More than 30 girls gathered in a park to practice needlework and display their hand-made Hanfu, the traditional costumes, as the ancient girls did more than 2,000 years ago.

"We did this not for fun but to preserve our traditional culture in the modern society," Zhang Yifei, a university student, said at the ceremony.

China's Qixi Festival, on the seventh day of the seventh month according to the lunar calendar, is based on a love story of a cowherd and a fairy seamstress.

Niulang, the cowherd, fell in love with a beautiful fairy Zhinu when grazing his cow.
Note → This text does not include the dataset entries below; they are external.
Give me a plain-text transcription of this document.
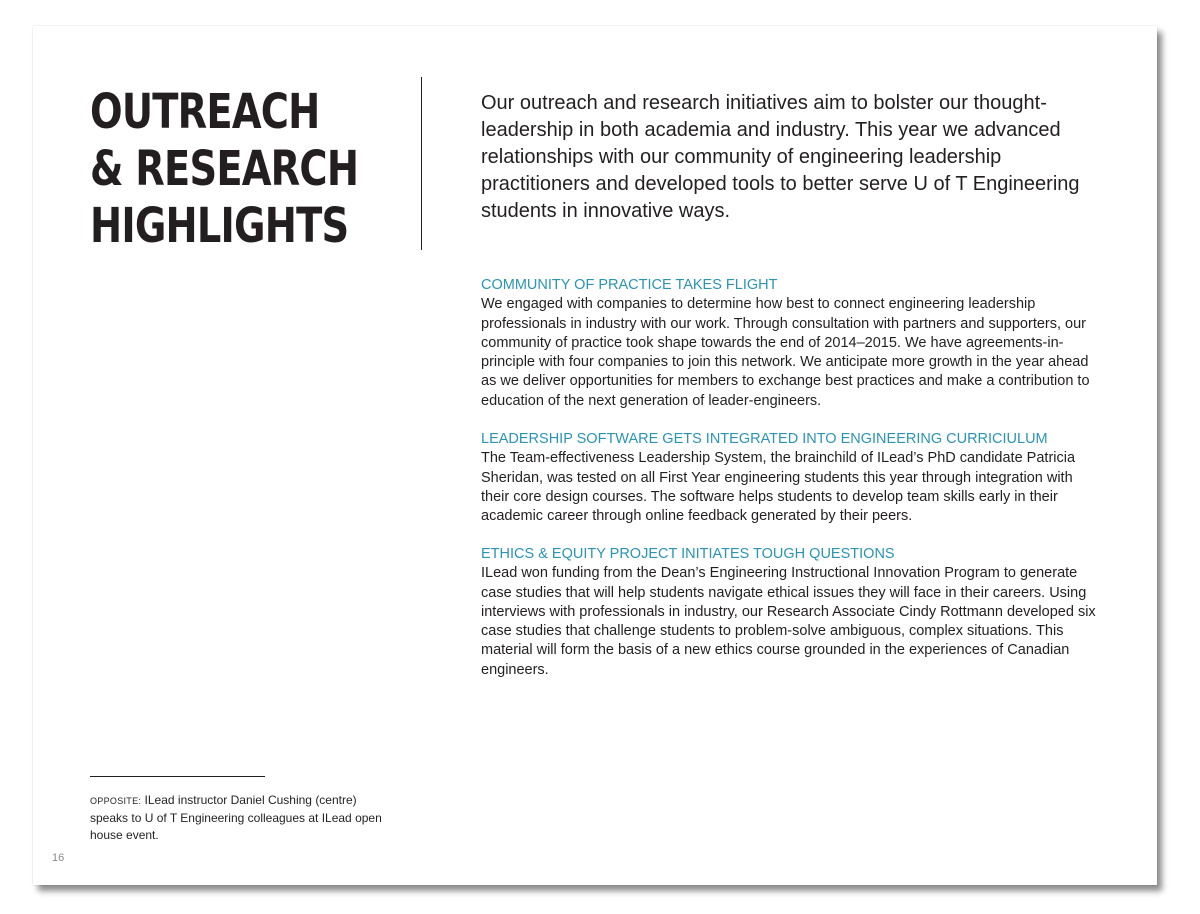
OUTREACH
& RESEARCH
HIGHLIGHTS

Our outreach and research initiatives aim to bolster our thought-leadership in both academia and industry. This year we advanced relationships with our community of engineering leadership practitioners and developed tools to better serve U of T Engineering students in innovative ways.

COMMUNITY OF PRACTICE TAKES FLIGHT

We engaged with companies to determine how best to connect engineering leadership professionals in industry with our work. Through consultation with partners and supporters, our community of practice took shape towards the end of 2014–2015. We have agreements-in-principle with four companies to join this network. We anticipate more growth in the year ahead as we deliver opportunities for members to exchange best practices and make a contribution to education of the next generation of leader-engineers.

LEADERSHIP SOFTWARE GETS INTEGRATED INTO ENGINEERING CURRICIULUM

The Team-effectiveness Leadership System, the brainchild of ILead’s PhD candidate Patricia Sheridan, was tested on all First Year engineering students this year through integration with their core design courses. The software helps students to develop team skills early in their academic career through online feedback generated by their peers.

ETHICS & EQUITY PROJECT INITIATES TOUGH QUESTIONS

ILead won funding from the Dean’s Engineering Instructional Innovation Program to generate case studies that will help students navigate ethical issues they will face in their careers. Using interviews with professionals in industry, our Research Associate Cindy Rottmann developed six case studies that challenge students to problem-solve ambiguous, complex situations. This material will form the basis of a new ethics course grounded in the experiences of Canadian engineers.

OPPOSITE: ILead instructor Daniel Cushing (centre) speaks to U of T Engineering colleagues at ILead open house event.

16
But their love was interfered with by Wangmu, wife of the Jade Emperor, the Supreme Deity in Taoism. She separated the couple by drawing a river, the Milky Way, with her hairpin between them.

Touched by their love, magpies come in flocks every Qixi to form a bridge spanning the galaxy with their bodies so that the couple can meet.

To many Chinese people, Qixi was celebrated as the "lovers' day."

"We, however, regard it as an exclusive festival dedicated to girls," said Wang Jing, 26, whose hand-made robe won the first prize at the needlework competition.

"According to the tradition, girls prepared fruit and incense as offerings to Zhinu on Qixi, praying to acquire skill in needlecraft on that day."

The Qixi Festival, which was listed as an intangible cultural heritage in 2006, has regained great popularity among the Chinese, especially the young.

"The rejuvenation of the festival can be attributed to two reasons," said Xiao Fang, a folklore professor at Beijing Normal University.

"First, it is a natural response to the challenges of Western festivals, such as the Valentine's Day and Christmas. Secondly, people need special occasions to channel their affections so they want such a festival to socialize."

This year, the festival falls on August 7, only one day ahead of the opening of the Beijing Olympic Games, which gives special meanings to the traditional festival, Xiao said.